A black seat, roped off from others inside Beaver Stadium, will sit empty this Saturday. And the next Saturday. And every remaining Saturday, indefinitely.
The dark seat, in stark contrast to the blue chair-backs and silver bleachers that populate Penn State’s football stadium, was formally dedicated Wednesday as the POW/MIA Chair of Honor, referring to those veterans either taken as prisoners of war or missing in action. A marker behind the seat in the SLU section of the upper concourse reads, in part, “This chair symbolizes that there will always be a place in this stadium awaiting their return.”
The empty seat was unveiled to the public during halftime of Saturday’s Penn State-Ball State football game.
“This chair will be a visible reminder of all those who are missing from our families and our communities,” university President Eric Barron said. “The empty seat will honor the prisoners of war and service members who are missing. Remembering our missing service members will reinforce our commitment to bringing everyone home.”
University officials and area politicians — such as U.S. Rep. Fred Keller, R-Kreamer, and Rep. Glenn Thompson, R-Howard — attended the hourlong ceremony, which featured the Blue Band, four speeches and the ROTC Joint Service Color Guard. A sister of one local Vietnam vet, a Bellefonte native and Penn State alum, wiped tears from behind her dark sunglasses while “Amazing Grace” played softly, as a red rose and American flag were placed on the dedicated seat.
Debra Burger — the youngest sister of Major Lewis P. Smith II, whose body has still not been recovered — intimated that this moment has been a long time coming. And she was pleased she finally got the chance to see it.
“This chair stands as a representation for all those who did not return from answering our nation’s call,” Burger said with a steady voice, later adding, “Our family would like to thank you for allowing this chair to properly display and have it take a place of honor in this stadium as a daily reminder of the POW/MIA issue to all who visit here.”
Wednesday’s dedication was a moment 7 years in the making, ever since Burger first approached the university about the idea. Officials immediately jumped on board but, between changes in leadership and the impact of the Jerry Sandusky scandal, the idea was put on the back-burner until 2017. After more planning, and the help of the University Park Undergraduate Association, the seat was poised to be dedicated in 2020 — until the COVID-19 pandemic hit.
So, after several delays, officials said it was only appropriate that the POW/MIA Chair of Honor was finally set to be unveiled Sept. 11, six days before the national POW/MIA Recognition Day, which honors the 82,000 American veterans whose remains have never been recovered.
“To these brave Americans who have sacrificed so much in service of our nation, we will never forget,” said Eugene McFeely, senior director of the university’s Veterans Affairs and Services, who helped renew interest in the project in 2017. “And you are not forgotten.”

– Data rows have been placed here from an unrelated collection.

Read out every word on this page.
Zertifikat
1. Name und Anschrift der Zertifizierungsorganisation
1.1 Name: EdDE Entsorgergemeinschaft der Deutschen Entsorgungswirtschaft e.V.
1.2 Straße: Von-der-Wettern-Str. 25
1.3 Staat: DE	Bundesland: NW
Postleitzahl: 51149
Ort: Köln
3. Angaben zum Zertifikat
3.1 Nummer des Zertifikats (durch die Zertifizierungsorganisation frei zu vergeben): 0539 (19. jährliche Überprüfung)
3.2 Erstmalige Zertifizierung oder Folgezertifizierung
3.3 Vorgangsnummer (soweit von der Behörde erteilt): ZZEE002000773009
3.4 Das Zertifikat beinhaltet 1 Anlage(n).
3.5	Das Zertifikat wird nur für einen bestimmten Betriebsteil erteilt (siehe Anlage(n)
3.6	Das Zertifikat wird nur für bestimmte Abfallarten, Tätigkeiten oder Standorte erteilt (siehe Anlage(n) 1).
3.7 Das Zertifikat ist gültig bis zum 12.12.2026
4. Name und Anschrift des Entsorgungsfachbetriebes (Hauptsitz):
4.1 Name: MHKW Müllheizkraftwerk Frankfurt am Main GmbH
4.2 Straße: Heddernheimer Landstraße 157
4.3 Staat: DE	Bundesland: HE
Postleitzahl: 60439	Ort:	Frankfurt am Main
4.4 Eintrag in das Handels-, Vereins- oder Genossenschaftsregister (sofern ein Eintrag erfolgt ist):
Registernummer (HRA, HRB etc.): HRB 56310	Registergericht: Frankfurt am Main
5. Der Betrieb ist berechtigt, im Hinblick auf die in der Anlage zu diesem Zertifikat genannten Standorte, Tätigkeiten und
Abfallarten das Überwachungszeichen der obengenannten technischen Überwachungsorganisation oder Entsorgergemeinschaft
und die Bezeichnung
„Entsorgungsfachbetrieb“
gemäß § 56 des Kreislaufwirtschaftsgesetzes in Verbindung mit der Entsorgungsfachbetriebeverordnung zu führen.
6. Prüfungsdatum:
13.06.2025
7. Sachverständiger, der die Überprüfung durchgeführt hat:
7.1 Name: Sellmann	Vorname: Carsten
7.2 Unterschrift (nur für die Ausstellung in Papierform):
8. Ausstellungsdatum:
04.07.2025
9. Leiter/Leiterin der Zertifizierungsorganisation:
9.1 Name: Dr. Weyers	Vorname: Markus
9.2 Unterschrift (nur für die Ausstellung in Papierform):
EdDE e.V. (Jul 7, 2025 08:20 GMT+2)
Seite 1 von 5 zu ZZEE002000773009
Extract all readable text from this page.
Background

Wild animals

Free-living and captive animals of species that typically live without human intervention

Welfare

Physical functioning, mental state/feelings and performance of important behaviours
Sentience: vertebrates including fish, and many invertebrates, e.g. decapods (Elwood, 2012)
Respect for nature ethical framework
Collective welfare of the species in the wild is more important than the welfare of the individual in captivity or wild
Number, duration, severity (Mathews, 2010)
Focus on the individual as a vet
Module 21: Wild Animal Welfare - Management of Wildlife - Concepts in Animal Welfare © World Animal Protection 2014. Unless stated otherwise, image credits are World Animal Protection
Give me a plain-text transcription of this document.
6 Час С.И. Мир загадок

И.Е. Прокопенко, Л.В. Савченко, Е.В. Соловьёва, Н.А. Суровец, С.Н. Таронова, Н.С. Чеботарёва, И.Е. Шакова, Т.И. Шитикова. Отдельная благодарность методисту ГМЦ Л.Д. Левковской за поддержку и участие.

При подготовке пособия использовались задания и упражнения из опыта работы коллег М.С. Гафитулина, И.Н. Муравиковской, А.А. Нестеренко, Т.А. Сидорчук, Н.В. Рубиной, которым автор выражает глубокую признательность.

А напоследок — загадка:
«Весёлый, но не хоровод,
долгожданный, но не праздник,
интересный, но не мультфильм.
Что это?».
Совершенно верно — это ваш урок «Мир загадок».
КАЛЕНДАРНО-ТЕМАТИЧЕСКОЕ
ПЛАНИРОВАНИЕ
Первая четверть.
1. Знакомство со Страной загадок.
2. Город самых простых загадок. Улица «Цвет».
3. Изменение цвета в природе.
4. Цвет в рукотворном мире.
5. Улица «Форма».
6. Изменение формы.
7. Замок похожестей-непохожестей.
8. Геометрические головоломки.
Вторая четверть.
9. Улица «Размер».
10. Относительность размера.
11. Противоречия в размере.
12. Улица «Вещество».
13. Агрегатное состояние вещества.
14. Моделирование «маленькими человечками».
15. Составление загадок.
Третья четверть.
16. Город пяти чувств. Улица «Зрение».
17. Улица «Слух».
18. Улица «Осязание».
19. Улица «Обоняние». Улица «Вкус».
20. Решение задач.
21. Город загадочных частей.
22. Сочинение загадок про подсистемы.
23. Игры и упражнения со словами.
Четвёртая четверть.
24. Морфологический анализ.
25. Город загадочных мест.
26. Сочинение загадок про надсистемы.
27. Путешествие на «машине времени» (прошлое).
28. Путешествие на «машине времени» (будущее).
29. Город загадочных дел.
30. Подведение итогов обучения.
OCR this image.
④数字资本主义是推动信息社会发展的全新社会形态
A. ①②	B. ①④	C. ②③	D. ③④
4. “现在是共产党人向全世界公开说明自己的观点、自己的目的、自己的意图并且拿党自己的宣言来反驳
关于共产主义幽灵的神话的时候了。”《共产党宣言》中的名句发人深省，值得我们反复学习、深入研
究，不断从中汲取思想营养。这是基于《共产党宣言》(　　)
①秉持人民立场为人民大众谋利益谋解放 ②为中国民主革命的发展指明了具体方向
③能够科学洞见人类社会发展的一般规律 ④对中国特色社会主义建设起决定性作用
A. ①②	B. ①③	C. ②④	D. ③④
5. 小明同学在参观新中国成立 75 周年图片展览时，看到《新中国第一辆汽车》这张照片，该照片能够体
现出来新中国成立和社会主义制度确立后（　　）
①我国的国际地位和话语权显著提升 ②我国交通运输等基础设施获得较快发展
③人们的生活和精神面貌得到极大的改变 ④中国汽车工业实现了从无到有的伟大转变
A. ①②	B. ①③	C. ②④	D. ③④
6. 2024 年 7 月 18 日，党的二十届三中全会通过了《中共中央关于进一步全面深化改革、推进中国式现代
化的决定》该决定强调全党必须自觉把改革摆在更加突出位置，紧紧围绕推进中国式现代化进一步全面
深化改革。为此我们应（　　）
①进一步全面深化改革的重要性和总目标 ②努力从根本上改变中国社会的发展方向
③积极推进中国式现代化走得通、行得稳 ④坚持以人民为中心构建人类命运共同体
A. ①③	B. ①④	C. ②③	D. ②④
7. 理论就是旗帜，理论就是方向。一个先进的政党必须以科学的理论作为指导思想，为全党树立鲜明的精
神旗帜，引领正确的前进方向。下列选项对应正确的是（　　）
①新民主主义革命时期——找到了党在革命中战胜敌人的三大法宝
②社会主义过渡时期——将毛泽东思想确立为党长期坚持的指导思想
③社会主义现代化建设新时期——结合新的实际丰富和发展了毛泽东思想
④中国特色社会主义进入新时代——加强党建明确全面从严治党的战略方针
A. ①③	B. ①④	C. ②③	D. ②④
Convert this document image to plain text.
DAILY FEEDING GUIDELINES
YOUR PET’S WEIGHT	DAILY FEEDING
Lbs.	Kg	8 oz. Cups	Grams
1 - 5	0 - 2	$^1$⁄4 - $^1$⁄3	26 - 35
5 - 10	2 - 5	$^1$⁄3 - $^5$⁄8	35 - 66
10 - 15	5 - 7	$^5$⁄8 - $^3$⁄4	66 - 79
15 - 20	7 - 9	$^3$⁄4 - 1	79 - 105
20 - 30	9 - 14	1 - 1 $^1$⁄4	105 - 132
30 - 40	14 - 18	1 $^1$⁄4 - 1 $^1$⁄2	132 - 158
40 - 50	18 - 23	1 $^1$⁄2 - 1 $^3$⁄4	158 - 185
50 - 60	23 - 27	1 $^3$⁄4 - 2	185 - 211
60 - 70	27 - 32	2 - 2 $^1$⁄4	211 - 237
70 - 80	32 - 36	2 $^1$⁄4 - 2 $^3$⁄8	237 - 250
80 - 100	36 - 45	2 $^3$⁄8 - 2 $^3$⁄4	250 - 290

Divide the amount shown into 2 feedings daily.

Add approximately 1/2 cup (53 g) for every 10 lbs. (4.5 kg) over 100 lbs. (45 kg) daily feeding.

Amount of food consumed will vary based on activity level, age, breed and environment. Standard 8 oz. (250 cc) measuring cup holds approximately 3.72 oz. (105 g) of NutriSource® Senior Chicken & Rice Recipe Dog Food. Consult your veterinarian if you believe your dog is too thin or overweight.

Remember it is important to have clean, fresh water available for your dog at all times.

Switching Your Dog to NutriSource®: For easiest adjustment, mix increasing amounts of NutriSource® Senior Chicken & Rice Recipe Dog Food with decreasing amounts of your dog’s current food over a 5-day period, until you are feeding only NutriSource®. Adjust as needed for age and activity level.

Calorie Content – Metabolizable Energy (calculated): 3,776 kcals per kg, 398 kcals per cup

Wednesday’s dedication took on a somber tone, especially toward the end of the ceremony when Burger recalled in painful detail how many times the hope of finding her brother’s remains was dangled in front of her — and how many times it was taken away. At least two officials in the front row wiped away tears as she recalled how his Air Force crash site was likely found, his Penn State class ring recovered, excavation poised to start — and then how the site was found underwater because of monsoons.
She’s still waiting for word on her brother’s remains. More than 50 years after she last saw him. The next opportunity for excavation could come in 2022.
“My head knows what I should believe, but my heart is still holding on,” Burger managed. “For our family and all those like ours, the not knowing is the hard part.”
Barron and McFeely noted Penn State’s strong ties, historically, to the military, explaining Wednesday’s dedication was simply a continuation of that tradition. Even James A. Beaver, a former university president and state governor whom the stadium is named after, served as a colonel in the Civil War and was wounded on four different occasions. Penn State is also currently one of the leading research universities associated with the Department of Defense, as it conducts about $200 million annually in defense-related research.
As a result, officials intimated Wednesday’s dedication was long overdue.
“This Chair of Honor represents not only the missing service members, but it serves as a symbol to service members’ families that we’ll never forget their loved ones and will continue to work tirelessly until every man is brought home,” added Col. Laura McHugh, deputy adjutant general (Army), of the Pennsylvania National Guard.